Welche Eigenschaften können das sein?
Wir können zum Beispiel untersuchen, warum manche Materialien Magnete sind. Oder Supraleiter, das heisst, warum sie Strom ohne Verlust leiten können. Solche Fragen stehen am Anfang vieler technologischer Entwicklungen, die am Ende in technischen Geräten genutzt werden: im Energiesektor, in elektronischen Bauteilen und vielen anderen Anwendungen.
Woher kommt die Idee, was für ein Instrument man bauen will?
Zum einen von den Nutzern, den Forschern von anderen Institutionen, die hierherkommen, um zu experimentieren. Sie kommen mit Ideen für Experimente und dann müssen wir schon mal sagen: Das ist interessant, aber mit dem Instrument, das wir jetzt haben, können wir das nicht.
Gleichzeitig sind wir hier selbst auch Wissenschaftler und haben Ideen und merken, dass wir sie nicht umsetzen können.
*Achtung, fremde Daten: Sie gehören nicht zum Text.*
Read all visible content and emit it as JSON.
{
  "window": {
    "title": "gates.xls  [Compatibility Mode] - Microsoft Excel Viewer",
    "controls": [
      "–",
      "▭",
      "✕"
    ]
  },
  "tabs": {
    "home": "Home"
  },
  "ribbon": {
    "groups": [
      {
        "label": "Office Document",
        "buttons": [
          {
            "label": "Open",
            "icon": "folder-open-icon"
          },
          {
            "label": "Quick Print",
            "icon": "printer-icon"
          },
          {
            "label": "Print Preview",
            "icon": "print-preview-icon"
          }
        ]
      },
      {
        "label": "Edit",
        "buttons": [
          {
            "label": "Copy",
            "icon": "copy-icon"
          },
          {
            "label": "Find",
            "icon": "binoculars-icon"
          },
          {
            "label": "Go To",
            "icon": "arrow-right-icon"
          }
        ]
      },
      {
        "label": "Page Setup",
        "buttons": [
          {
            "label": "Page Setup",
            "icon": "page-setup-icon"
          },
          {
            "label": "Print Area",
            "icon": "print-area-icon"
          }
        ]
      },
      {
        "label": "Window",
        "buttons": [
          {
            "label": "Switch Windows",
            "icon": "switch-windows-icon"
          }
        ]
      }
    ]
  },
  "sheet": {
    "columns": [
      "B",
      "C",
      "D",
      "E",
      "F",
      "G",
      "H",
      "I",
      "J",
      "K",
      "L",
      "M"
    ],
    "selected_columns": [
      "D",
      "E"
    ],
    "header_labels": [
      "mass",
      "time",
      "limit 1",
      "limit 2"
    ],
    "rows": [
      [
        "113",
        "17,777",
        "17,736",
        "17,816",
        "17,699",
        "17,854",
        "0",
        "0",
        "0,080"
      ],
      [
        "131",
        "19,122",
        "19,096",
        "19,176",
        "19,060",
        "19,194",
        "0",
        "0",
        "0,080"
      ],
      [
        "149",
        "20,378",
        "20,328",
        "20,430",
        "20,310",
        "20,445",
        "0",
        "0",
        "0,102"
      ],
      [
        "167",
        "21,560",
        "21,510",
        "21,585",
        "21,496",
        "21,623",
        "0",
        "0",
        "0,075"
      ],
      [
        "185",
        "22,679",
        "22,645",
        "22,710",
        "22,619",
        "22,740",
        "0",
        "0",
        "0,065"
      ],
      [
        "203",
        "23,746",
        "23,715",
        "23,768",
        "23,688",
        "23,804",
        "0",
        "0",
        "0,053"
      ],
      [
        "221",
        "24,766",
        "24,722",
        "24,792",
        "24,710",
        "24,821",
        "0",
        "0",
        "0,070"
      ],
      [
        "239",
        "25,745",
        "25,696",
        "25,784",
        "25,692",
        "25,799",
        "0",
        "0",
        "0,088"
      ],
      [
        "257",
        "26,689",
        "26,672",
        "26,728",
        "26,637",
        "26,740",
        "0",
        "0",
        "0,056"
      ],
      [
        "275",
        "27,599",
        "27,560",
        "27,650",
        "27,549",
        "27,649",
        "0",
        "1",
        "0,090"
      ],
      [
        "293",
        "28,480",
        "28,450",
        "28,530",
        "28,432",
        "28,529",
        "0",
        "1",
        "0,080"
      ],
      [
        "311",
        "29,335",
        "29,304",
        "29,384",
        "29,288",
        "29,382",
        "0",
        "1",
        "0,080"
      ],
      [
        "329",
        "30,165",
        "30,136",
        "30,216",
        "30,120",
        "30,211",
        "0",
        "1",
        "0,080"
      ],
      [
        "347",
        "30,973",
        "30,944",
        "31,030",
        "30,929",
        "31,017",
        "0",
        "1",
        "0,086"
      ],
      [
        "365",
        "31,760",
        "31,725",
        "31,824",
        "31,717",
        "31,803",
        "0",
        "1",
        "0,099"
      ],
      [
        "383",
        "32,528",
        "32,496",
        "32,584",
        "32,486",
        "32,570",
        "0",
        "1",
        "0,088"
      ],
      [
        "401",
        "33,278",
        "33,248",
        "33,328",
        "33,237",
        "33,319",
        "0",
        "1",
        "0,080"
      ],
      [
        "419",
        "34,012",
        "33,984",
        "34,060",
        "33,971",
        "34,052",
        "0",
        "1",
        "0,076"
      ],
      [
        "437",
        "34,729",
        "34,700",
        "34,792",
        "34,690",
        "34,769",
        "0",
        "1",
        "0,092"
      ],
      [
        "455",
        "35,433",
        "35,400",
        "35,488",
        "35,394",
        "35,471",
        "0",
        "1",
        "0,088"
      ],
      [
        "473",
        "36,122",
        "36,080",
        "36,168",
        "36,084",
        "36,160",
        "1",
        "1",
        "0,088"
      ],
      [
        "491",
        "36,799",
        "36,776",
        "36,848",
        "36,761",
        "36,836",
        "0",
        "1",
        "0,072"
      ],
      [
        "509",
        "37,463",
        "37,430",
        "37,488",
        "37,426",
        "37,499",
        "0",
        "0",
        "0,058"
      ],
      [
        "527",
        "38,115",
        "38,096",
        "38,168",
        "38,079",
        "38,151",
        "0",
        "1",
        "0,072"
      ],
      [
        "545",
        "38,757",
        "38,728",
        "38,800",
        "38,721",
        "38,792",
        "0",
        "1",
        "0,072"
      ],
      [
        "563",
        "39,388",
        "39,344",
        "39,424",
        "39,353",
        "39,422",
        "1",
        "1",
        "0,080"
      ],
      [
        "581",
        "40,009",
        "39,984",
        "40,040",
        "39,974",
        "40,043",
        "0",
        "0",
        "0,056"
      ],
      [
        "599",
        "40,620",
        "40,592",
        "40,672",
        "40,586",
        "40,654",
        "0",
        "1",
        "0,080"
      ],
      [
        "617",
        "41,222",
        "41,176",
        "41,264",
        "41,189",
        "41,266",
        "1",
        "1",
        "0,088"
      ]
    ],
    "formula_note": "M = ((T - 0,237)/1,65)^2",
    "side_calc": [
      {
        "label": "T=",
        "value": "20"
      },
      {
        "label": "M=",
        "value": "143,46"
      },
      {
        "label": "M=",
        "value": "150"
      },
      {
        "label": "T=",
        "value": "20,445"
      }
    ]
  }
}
Und wenn die Idee dann da ist?
Dann müssen wir vom Laborleiter bis zum Direktor Kollegen auf allen Ebenen im Institut überzeugen, die einen besseren Überblick haben und einschätzen können, ob das Instrument in die Gesamtstrategie passt. Denn wir brauchen Geld. Der Schweizerische Nationalfonds betreibt zwar ein Programm mit dem Namen R'Equip, das Schweizer Institute dabei unterstützt, wissenschaftliche Anlagen zu erneuern. Aber das finanziert nur die Hälfte der Kosten. Der Rest muss aus dem PSI kommen. Und wir brauchen Manpower: also die Zeit von Kolleginnen und Kollegen hier am PSI, die an dem Projekt arbeiten werden.
Wo brauchen Sie die Unterstützung ihrer Kollegen?
Wir haben zum Beispiel Konstrukteure, die alle Teile von Zebra bis zum kleinsten Detail entwerfen. Für Teile, die man nicht kaufen kann, müssen sie genaue Pläne machen und wir geben die Teile in Auftrag. Zum Beispiel an die PSI-Werkstatt. Hier arbeiten dann Elektroniker und Mechaniker an dem Projekt. Oder wir geben es an eine spezielle Firma. Aber das sind wirklich sehr komplexe Dinge, und da muss man erst eine Firma finden, die das kann und es so billig wie möglich und so gut wie möglich macht. Da steckt eine Menge Arbeit drin.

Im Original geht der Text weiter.